King of Wei
- Reign: 242–228 BC
- Predecessor: King Anxi
- Successor: Wei Jia
- Died: 228 BC
- Issue: Wei Jia Wei Jiu Wei Bao

Names
- Ancestral name: Jī (姬) Lineage name: Wèi (魏) Given name: Zēng (增) or Wǔ (午)

Posthumous name
- King Jingmin (景湣王 or 景愍王 or 景閔王) or King Jing (景王) or King Min (湣王 or 愍王 or 閔王)
- House: Ji
- Dynasty: Wei
- Father: King Anxi of Wei

= King Jingmin of Wei =

King...circa 230BC

King Jingmin of Wei (魏景湣王; died 228 BC), personal name Wei Wu (魏午), was the penultimate king of the Wei state.

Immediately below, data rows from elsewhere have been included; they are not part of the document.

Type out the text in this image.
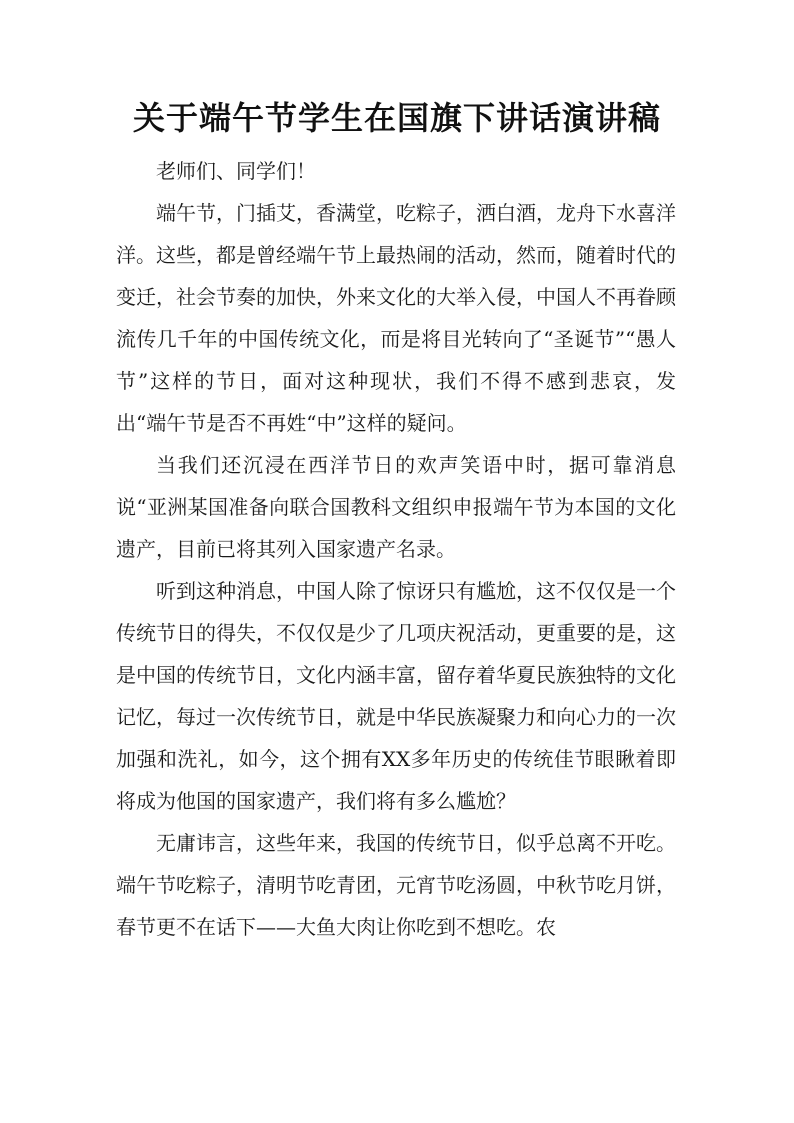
关于端午节学生在国旗下讲话演讲稿

老师们、同学们！

端午节，门插艾，香满堂，吃粽子，洒白酒，龙舟下水喜洋洋。这些，都是曾经端午节上最热闹的活动，然而，随着时代的变迁，社会节奏的加快，外来文化的大举入侵，中国人不再眷顾流传几千年的中国传统文化，而是将目光转向了“圣诞节”“愚人节”这样的节日，面对这种现状，我们不得不感到悲哀，发出“端午节是否不再姓“中”这样的疑问。

当我们还沉浸在西洋节日的欢声笑语中时，据可靠消息说“亚洲某国准备向联合国教科文组织申报端午节为本国的文化遗产，目前已将其列入国家遗产名录。

听到这种消息，中国人除了惊讶只有尴尬，这不仅仅是一个传统节日的得失，不仅仅是少了几项庆祝活动，更重要的是，这是中国的传统节日，文化内涵丰富，留存着华夏民族独特的文化记忆，每过一次传统节日，就是中华民族凝聚力和向心力的一次加强和洗礼，如今，这个拥有XX多年历史的传统佳节眼瞅着即将成为他国的国家遗产，我们将有多么尴尬？

无庸讳言，这些年来，我国的传统节日，似乎总离不开吃。端午节吃粽子，清明节吃青团，元宵节吃汤圆，中秋节吃月饼，春节更不在话下——大鱼大肉让你吃到不想吃。农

He was a son of his predecessor, King Anxi. He made an alliance with the states of Han, Zhao, Yan and Chu against the Qin state. This alliance failed with Han's destruction by Qin in 230 BC

In King Jingmin's 1st year, 242 BC, Qin General Meng Ao (蒙驁) attacked Wei's Suanzao (酸棗), Yan (燕, a city, not the state), Xu (虛), Changping (長平), Yongqiu (雍丘), and Shanyangcheng (山陽城), taking 20 cities, Qin established Dong Commandery (東郡). In his 2nd Year, 241 BC, Wei joined Zhao, Han, Chu, Wey, and Yan in attacking Qin. In his 3rd Year, 240 BC, Qin captured Wei's Long (龍), Gu (孤), Qingdu (慶都), and Ji (汲). In his 4th year, 239 BC, Wei gave Ye (鄴) to Zhao. In his 5th Year, 238 BC, Qin captured Wei's Yuan (垣) and Puyang (蒲陽), Qin general Yang Duanhe (楊端和) then attacked Wei's Yanshi (衍氏). In his 15th Year, 228 BC, the same year the Zhao capital Handan fell to Qin, King Jingmin died and was succeeded by his son King Jia.